I’ll never achieve what I want to achieve if I don’t first believe in myself.
I had this realization last night. Propped up against a pillow on my headboard and wrapped up in my blankets, I journaled. I needed to motivate a shift in the way I thought and talked about myself. I needed to take back control.
You only have control over three things in your life – the thoughts you think, the images you visualize, and the actions you take (your behaviour). How you use these three things determines everything you experience. If you don’t like what you’re experiencing and producing, you have to change your responses.
Change your habits
Change what you read
Change your friends.
Change how you talk.
Change what you daydream about.
Change what you journal about
Change the voice you journal in
Jack Canfield (although I added the last two examples), The Success Principles
The word only feels sort of out of place when you really step back and see how much you can actually control – how much power we all actually have when it comes to our experience.
In yoga class today, my teacher asked us to turn ourselves into a blank canvas. She described us as paintings – the colours were emotions and the brush strokes, textures, and build up represented the layers and intricacies of what we now perceive to be our identity. Who we are.
She asked us to paint the canvas back to white. She asked us to scrape off the paint. She asked us to treat today as a new beginning, and to forget about everything that had ever happened to us in the past. “Allow your memories to simply inform the skills you have built. Don’t let them hold you back with visions of a time and identical situation went badly,” she said.
I’ll never achieve anything if I don’t first believe in myself.
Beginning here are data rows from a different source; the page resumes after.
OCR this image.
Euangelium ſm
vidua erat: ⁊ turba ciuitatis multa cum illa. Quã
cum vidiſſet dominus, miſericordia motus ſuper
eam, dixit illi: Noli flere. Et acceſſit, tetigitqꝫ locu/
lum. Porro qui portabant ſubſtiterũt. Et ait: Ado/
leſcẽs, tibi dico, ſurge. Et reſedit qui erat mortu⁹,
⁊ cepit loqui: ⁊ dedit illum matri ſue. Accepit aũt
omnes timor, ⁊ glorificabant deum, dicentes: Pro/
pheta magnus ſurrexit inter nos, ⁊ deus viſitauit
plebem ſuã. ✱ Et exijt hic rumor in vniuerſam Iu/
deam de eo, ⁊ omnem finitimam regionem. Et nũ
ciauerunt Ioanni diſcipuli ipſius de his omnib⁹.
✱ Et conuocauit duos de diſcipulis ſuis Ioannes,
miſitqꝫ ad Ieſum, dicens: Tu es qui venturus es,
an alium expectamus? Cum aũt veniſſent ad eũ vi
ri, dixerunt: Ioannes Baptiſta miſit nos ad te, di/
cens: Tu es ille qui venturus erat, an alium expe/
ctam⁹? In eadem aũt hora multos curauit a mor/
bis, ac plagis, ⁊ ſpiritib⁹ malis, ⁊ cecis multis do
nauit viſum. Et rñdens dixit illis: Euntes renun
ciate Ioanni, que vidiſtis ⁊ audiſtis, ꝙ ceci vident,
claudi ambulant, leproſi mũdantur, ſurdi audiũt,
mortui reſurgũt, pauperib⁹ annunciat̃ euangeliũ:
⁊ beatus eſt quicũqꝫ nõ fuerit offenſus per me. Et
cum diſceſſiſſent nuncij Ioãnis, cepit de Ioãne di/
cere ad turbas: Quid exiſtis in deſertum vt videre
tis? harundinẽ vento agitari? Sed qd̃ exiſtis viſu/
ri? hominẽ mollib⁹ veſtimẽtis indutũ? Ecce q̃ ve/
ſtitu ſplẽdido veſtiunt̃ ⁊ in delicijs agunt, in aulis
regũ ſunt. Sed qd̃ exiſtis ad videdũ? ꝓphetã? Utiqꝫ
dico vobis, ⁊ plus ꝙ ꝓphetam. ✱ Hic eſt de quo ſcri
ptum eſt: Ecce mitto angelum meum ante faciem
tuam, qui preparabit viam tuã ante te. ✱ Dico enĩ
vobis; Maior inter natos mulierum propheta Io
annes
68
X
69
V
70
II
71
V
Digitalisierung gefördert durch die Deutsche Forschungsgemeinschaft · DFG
Once your canvas is blank, she said you could start the painting again. Only this time you will paint deliberately. It’s not about perfection – what makes beautiful art is, after all, it’s imperfections – but it is about power. No one else is holding the brush. You are in control of who you are and how you choose to present yourself to the world – how you choose to paint your painting.
You choose everything that Jack Canfield mentioned above. You choose it all.
Believe in myself?
Shouldn’t that be the easiest thing in the world? Believing in myself is completely within my power.
I loved this visualization. Scrape off the paint and begin again.
I think there is an enormous amount of power in a new beginning. I’m not talking about anything drastic. I’m actually extraordinarily happy with how my life is manifesting… but I want to play with the colours that impact my day, my relationships and the lens through which I see the world. I’m curious… what might I see if I tilt my head just so.